All patients require a careful assessment for an associated systemic illness such as an infection, rheumatic disease or malignancy. Patients who develop CNS vasculitis in the context of an underlying illness are considered to have Secondary CNS Vasculitis.  

Diagnosing CNS Vasculitis: Calabrese Criteria

The diagnosis of primary CNS vasculitis requires:

  • A newly acquired focal or diffuse neurological deficit and/or psychiatric symptom plus
  • Angiographic and/or brain biopsy evidence of CNS vasculitis in the absence of an underlying systemic condition known to cause or mimic the findings

Patients are diagnosed with secondary CNS vasculitis if they have evidence of:

  • Any newly acquired focal and/or diffuse neurological and/or psychiatric deficit plus
  • Angiography and/or brain biopsy evidence of CNS vasculitis in the presence of an underlying systemic condition such as an infection, rheumatic disease

Secondary CNS vasculitis can be caused by a large number of underlying conditions. Infection is the most common cause for secondary CNS vasculitis.
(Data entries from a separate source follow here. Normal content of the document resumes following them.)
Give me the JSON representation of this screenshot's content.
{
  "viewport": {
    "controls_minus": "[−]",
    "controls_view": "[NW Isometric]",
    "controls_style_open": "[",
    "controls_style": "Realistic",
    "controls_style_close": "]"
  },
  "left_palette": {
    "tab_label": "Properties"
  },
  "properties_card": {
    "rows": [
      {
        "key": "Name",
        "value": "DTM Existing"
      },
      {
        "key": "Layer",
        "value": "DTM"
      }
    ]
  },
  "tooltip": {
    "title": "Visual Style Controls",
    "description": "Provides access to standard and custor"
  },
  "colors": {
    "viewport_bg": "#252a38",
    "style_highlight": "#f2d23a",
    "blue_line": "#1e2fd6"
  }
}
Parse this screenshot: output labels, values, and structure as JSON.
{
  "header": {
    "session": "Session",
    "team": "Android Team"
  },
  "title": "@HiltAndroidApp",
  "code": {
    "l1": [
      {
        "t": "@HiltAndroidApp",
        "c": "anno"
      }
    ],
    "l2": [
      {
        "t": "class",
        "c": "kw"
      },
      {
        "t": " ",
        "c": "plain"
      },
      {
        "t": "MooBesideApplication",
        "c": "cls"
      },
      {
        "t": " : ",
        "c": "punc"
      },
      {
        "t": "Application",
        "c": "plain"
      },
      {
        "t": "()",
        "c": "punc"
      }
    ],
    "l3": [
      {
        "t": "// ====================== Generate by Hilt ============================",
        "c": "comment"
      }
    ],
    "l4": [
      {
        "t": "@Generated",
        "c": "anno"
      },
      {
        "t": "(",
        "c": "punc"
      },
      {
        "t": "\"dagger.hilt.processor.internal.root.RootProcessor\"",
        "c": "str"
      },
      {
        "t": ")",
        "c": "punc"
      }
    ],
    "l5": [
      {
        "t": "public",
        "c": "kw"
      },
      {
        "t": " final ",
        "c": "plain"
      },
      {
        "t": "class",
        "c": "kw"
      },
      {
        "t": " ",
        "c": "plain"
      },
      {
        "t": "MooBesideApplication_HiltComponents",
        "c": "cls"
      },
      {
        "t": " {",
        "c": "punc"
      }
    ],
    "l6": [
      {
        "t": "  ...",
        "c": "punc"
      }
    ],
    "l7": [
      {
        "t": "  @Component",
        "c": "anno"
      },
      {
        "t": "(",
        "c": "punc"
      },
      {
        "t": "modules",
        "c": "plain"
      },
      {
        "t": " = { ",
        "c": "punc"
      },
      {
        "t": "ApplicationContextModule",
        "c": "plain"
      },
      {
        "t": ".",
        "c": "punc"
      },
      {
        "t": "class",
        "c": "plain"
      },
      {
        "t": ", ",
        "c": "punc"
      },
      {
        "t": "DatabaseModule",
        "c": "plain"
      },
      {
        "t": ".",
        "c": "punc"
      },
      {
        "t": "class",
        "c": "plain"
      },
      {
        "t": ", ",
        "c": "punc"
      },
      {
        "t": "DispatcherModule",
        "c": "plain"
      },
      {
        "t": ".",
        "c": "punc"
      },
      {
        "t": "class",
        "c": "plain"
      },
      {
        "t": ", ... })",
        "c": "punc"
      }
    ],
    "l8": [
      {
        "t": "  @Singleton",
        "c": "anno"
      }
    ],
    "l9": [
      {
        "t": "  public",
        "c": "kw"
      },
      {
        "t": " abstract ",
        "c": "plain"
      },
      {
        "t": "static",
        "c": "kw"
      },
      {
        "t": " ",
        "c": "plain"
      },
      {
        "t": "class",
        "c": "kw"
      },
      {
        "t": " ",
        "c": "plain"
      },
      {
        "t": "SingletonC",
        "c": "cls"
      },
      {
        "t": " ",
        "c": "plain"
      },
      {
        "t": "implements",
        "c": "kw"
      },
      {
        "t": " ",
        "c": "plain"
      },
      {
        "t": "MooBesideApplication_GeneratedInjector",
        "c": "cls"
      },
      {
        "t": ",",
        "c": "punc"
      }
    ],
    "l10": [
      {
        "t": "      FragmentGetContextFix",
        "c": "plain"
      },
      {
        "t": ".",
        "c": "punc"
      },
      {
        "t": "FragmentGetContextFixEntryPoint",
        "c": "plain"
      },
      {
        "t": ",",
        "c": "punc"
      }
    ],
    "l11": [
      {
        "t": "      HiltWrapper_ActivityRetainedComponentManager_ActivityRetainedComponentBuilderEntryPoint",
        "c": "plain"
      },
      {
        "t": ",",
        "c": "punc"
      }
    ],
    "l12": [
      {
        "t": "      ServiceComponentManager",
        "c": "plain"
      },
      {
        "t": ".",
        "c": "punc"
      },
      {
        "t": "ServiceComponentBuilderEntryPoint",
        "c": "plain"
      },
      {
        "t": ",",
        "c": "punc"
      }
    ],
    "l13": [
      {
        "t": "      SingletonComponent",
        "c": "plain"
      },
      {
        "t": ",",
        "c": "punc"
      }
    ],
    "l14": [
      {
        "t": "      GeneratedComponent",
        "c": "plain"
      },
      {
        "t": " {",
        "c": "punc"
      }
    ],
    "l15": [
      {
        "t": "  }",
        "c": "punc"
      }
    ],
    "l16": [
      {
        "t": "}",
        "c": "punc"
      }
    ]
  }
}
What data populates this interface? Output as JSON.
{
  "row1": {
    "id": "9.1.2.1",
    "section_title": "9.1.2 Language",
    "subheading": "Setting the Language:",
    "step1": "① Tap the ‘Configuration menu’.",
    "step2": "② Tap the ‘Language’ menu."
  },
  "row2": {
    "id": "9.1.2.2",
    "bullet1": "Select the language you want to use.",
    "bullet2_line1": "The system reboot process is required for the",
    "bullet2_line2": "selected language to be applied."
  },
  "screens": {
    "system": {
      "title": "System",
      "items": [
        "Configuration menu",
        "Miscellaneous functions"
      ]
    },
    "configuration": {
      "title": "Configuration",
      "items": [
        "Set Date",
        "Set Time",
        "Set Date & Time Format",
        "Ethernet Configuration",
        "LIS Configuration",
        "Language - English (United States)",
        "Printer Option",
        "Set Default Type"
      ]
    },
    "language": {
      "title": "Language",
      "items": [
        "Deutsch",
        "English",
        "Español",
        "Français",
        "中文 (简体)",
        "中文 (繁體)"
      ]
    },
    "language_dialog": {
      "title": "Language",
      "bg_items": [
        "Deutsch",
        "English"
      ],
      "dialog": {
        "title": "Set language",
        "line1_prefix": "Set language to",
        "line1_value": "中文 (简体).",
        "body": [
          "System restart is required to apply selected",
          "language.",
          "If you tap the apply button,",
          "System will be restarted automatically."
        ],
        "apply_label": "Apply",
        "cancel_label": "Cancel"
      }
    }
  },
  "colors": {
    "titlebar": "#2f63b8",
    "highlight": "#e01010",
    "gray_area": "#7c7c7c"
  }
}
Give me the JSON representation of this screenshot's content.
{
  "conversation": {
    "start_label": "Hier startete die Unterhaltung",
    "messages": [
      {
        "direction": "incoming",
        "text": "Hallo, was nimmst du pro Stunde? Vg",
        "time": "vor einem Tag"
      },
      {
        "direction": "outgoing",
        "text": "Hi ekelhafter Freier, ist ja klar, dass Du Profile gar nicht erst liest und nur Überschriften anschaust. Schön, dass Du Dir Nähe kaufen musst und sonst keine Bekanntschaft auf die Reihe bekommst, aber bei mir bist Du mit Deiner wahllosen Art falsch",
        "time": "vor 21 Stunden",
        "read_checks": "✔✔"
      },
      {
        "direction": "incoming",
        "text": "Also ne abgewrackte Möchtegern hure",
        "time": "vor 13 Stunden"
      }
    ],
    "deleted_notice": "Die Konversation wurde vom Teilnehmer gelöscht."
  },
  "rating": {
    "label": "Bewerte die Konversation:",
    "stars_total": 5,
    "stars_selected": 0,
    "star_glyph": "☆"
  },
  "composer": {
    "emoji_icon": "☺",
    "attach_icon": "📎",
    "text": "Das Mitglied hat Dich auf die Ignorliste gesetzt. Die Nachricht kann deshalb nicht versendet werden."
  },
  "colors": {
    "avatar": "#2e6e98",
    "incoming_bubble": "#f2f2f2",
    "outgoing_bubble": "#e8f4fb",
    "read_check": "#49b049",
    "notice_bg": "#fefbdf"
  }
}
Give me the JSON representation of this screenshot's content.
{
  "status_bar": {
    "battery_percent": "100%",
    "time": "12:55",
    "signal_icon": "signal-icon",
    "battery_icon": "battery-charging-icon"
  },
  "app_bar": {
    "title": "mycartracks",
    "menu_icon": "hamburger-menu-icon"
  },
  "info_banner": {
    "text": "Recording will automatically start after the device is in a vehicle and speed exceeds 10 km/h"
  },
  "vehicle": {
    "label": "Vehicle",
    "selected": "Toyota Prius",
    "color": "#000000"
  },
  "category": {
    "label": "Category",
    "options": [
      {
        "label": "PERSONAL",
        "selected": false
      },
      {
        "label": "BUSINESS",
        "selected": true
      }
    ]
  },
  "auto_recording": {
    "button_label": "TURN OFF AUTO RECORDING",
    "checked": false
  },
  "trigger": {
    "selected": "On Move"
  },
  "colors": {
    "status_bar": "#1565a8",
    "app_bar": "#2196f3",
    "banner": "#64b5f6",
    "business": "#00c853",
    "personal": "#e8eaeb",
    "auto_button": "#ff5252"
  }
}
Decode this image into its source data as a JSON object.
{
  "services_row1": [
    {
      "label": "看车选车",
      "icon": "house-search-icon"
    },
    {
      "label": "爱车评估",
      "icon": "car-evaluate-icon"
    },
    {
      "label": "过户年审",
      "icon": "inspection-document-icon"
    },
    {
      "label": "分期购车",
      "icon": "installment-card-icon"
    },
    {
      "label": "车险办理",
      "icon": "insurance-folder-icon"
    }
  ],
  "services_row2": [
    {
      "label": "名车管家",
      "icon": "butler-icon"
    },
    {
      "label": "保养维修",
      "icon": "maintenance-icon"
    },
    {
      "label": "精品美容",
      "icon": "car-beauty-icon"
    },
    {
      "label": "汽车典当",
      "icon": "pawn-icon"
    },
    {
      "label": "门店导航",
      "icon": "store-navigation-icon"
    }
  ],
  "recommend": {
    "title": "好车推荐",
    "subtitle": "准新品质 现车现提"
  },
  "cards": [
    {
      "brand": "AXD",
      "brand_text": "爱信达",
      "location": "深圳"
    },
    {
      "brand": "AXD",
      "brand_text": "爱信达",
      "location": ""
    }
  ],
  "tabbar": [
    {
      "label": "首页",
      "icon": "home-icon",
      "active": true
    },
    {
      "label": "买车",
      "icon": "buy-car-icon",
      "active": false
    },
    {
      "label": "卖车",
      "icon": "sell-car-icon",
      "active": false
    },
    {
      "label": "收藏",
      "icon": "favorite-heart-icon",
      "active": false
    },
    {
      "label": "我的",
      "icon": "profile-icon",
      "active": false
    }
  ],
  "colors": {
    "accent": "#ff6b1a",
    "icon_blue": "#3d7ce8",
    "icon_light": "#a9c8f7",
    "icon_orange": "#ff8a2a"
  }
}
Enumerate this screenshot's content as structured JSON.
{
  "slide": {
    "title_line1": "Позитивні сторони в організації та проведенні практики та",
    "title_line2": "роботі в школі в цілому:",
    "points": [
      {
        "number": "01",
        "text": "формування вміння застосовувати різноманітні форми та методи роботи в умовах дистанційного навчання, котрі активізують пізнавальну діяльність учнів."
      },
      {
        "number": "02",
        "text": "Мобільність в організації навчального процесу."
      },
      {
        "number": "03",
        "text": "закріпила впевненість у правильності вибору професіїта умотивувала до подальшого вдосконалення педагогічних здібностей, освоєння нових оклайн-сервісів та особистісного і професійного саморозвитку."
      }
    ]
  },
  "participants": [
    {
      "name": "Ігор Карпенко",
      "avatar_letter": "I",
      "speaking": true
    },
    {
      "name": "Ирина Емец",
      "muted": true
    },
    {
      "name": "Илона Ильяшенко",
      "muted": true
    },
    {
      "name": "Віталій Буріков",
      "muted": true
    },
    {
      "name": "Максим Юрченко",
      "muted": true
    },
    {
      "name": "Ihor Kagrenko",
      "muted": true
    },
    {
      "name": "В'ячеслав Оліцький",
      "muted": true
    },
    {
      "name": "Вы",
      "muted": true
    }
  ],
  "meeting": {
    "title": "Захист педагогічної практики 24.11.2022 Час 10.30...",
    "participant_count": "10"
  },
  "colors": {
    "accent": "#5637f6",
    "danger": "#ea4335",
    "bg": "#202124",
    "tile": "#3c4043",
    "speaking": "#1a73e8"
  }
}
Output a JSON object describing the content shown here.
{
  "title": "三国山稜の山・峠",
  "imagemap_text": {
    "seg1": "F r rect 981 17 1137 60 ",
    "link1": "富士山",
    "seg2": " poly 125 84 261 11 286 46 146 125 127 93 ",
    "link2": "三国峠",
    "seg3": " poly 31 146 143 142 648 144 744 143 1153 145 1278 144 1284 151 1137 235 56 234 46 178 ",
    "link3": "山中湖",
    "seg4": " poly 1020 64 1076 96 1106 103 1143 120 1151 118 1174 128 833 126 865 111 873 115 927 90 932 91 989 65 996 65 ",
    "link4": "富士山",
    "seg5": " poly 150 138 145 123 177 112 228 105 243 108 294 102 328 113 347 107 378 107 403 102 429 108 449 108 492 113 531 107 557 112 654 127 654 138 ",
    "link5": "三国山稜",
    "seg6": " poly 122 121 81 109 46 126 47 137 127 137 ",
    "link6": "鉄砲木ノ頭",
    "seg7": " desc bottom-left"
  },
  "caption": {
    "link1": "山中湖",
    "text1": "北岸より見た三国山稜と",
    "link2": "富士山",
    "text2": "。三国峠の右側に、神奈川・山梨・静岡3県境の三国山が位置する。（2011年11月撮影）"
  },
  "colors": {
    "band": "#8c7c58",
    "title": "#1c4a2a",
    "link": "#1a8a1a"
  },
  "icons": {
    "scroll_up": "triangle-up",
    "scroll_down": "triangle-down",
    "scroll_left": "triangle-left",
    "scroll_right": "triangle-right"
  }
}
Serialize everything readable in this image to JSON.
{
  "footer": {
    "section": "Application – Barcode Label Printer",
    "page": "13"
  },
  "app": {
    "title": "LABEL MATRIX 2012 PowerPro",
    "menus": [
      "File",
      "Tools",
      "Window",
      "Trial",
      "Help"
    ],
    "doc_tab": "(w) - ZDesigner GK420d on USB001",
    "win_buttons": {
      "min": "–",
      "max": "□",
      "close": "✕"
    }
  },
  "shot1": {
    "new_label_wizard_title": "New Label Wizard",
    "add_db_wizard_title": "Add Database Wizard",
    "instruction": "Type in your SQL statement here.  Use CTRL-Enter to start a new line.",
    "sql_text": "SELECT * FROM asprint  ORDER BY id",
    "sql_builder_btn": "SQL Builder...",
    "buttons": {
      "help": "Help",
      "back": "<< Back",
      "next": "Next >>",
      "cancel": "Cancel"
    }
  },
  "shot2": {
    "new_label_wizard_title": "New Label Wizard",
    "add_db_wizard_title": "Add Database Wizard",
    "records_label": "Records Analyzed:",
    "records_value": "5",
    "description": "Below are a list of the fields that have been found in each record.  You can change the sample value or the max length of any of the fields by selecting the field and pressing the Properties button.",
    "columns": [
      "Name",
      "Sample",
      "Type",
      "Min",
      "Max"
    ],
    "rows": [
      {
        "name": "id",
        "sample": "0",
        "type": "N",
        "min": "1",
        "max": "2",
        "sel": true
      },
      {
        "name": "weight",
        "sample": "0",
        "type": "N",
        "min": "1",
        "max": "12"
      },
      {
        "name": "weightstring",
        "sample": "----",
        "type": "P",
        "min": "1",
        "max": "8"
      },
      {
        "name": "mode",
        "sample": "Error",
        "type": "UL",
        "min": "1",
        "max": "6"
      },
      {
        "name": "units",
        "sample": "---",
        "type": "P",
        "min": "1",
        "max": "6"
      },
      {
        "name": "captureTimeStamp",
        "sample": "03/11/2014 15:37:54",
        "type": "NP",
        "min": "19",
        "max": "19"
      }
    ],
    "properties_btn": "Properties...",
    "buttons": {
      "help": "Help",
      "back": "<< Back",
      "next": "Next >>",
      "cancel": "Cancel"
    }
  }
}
A thorough evaluation for an underlying systemic condition is required when a patient presents with newly acquired neurological and/or psychiatric deficit. 

Causes of Secondary CNS Vasculitis

The following is a non-exhaustive and non-limiting list of possible causes of secondary CNS vasculitis:

Infectious/post-infectious

  • Bacterial
    • Mycobacterium tuberculosis
    • Streptococcus pneumoniae
    • Salmonella species
    • Mycoplasma pneumoniae
    • Treponema pallidum
    • Other
  • Spiorochete
    • Borrelia burgdorferi
  • Viral
    • Varicella zoster virus
    • HIV
    • Hepatitis C virus
    • Cytomegalovirus
    • Epstein-Barr virus
    • Parvovirus B19
    • Enterovirus
    • West Nile virus
    • Other
  • Fungal
    • Actinomycosis
    • Candida albicans
    • Aspergillus
    • Other

Systemic rheumatic diseases

  • Systemic lupus erythematosus
  • Systemic vasculitis
    • Anti-neutrophil cytoplasmatic antibodies (ANCA) associated vasculitis
      • Granulomatosis with Polyangiitis (GPA, formerly known as Wegener's granulomatosis)
      • Microscopic polyangiitis (MPA)
      • Eosinophilic Granulomatosis with Polyangiitis (EGPA, formerly known as Churg–Strauss syndrome)
    • Polyarteritis nodosa (PAN)
    • Kawasaki disease
    • Takayasu's arteritis
    • Henoch-Schoenlein purpura (HSP)
  • Behçet's syndrome 
  • Sjögren's syndrome
  • Juvenile Dermatomyositis
  • Scleroderma

Systemic inflammatory diseases 

  • Inflammatory bowel disease
  • Hemophagocytic lymphohistiocytosis (HLH)

Other systemic diseases or exposures

  • Graft-versus-host diseases
  • Radiation
  • Drug-induced CNS vasculitis
  • Haemoglobinopathies
  • Malignancies
  • Other

The list bellow is modified from M. Twilt ., The spectrum of CNS vasculitis in children and adults. Nat Rev Rheumatol. 2011 Dec 20;8(2):97-107.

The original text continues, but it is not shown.